Ce test mené sur 600 personnes montre que ChatGPT nous connaît mieux qu’il ne devrait
Des chercheurs ont confié à ChatGPT la rédaction d’un test de personnalité, puis lui ont demandé d’en prédire les résultats. Six cents volontaires ont ensuite passé l’épreuve. Les estimations du modèle collaient de très près à leurs réponses.

Depuis trois ans, les laboratoires de psychologie se sont emparés des modèles de langage. Certains y traquent des failles, d’autres y cherchent des ressemblances avec nous. Des travaux ont mesuré à quel point ces systèmes se laissent influencer par les convictions de leur interlocuteur. Une question restait pourtant ouverte.
Que sait vraiment un modèle de langage de la personnalité humaine, alors que personne ne la lui a enseignée ? Les effets d’un recours intensif à ChatGPT sur le cerveau ont déjà fait l’objet de mesures, la question inverse beaucoup moins. À Jérusalem, une équipe de l’Université hébraïque s’y est attaquée. Son protocole tient en deux temps, fabriquer un test, puis en anticiper le résultat.
GPT-4 a estimé les notes moyennes de 600 volontaires avant que le test leur soit soumis
Publiée dans iScience, l’étude repose sur GPT-4 et sur deux textes opposés. D’un côté figure le DSM-5, manuel de référence des psychiatres, dans sa partie consacrée aux troubles de la personnalité. En face arrive un livre d’astrologie qui prête un caractère à chaque signe du zodiaque. Le modèle a transformé chacun de ces textes en questionnaire. Six cents adultes les ont ensuite remplis, aux côtés du Big Five Inventory, le test de personnalité le plus éprouvé. Le système avait déjà prédit la note moyenne que ce panel attribuerait à chaque question.
Les estimations de GPT-4 ont collé de près aux moyennes réelles.

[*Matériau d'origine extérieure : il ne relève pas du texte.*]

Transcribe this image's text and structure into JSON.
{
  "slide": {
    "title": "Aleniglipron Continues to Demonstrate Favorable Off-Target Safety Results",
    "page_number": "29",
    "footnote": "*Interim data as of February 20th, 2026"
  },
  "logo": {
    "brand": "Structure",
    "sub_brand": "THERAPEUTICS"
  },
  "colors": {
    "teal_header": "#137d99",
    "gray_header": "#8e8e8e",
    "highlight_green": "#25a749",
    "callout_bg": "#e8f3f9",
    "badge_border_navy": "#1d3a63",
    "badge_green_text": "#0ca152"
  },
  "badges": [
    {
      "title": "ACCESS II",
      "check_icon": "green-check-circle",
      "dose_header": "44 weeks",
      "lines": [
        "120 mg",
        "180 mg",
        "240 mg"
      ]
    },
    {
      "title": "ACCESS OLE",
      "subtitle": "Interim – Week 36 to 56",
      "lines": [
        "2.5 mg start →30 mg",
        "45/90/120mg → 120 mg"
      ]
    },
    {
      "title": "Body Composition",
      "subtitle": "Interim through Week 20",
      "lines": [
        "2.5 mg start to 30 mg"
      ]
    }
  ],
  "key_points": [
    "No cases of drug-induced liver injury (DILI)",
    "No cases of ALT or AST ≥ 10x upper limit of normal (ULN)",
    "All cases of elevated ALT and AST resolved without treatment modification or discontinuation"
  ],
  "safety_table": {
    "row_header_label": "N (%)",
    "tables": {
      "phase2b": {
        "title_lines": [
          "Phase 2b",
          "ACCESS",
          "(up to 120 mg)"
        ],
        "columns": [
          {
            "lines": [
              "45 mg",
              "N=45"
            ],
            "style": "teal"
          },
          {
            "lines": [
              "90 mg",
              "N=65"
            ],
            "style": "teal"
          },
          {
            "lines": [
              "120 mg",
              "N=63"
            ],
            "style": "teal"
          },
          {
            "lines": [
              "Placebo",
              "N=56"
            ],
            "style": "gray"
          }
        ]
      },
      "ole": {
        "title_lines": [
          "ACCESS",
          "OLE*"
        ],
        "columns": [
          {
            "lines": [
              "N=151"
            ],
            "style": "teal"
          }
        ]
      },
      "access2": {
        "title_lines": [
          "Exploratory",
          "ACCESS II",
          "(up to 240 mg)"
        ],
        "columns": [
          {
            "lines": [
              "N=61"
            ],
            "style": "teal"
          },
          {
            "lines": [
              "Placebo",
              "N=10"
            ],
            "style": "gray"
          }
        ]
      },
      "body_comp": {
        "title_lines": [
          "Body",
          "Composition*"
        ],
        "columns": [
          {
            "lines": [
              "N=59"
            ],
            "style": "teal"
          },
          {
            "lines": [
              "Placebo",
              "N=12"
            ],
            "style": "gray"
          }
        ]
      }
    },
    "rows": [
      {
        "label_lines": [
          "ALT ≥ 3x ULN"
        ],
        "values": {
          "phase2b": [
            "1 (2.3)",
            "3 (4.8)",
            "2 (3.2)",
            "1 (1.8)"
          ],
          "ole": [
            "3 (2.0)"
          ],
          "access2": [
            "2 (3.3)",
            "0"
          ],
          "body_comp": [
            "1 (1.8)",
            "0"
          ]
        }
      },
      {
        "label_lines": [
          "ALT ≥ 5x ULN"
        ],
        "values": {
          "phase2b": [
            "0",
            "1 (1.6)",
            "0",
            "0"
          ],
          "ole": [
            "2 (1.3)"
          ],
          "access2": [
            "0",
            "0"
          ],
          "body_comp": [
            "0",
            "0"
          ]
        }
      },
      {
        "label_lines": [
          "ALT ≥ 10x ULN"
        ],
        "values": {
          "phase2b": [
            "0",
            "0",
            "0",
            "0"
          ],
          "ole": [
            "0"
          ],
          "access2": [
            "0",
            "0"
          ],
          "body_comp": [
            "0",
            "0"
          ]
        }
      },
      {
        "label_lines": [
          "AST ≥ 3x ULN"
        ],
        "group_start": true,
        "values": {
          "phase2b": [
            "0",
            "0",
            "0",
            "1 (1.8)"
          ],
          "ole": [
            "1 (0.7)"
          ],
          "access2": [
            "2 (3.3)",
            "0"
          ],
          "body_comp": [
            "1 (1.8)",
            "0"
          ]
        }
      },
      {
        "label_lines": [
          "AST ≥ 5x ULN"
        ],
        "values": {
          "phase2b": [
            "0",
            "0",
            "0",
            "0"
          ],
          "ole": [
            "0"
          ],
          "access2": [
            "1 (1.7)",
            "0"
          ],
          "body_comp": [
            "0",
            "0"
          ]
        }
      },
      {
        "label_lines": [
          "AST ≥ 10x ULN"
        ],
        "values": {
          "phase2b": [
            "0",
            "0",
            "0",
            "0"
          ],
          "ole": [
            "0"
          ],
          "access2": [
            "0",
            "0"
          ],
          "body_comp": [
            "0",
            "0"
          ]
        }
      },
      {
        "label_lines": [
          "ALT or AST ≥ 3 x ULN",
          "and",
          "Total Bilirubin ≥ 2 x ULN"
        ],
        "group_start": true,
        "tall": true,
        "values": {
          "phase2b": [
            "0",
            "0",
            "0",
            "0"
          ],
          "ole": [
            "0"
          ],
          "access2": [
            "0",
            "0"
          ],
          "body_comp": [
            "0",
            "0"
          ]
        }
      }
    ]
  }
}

Sur le test issu du DSM-5, la correspondance entre prédictions et réponses atteint 0,71, sur une échelle où 1 signifierait une exactitude parfaite. Le questionnaire astrologique grimpe même à 0,85. Ce chiffre ne dit pourtant rien de la valeur du zodiaque. Les questions inspirées des signes ne se regroupent pas comme l’astrologie le voudrait, mais selon les grands traits de caractère déjà identifiés par les psychologues. Les deux tests détectent malgré tout la dépression ou l’anxiété aussi bien que le Big Five.
Restait à comprendre d’où vient cette aisance. Les chercheurs ont soumis à GPT-4 un manuel de four Bosch, puis une description de paysage tirée du Seigneur des Anneaux. Aucun des deux textes ne parle de psychologie. Le modèle en a pourtant tiré des questions ressemblant à un test de personnalité, souvent creuses mais crédibles dans la forme. Selon Rotem Monsa, principale autrice, nos traits de caractère sont déjà inscrits dans le langage courant. Personne n’a enseigné la psychologie à ces systèmes, ils l’ont absorbée en apprenant à écrire.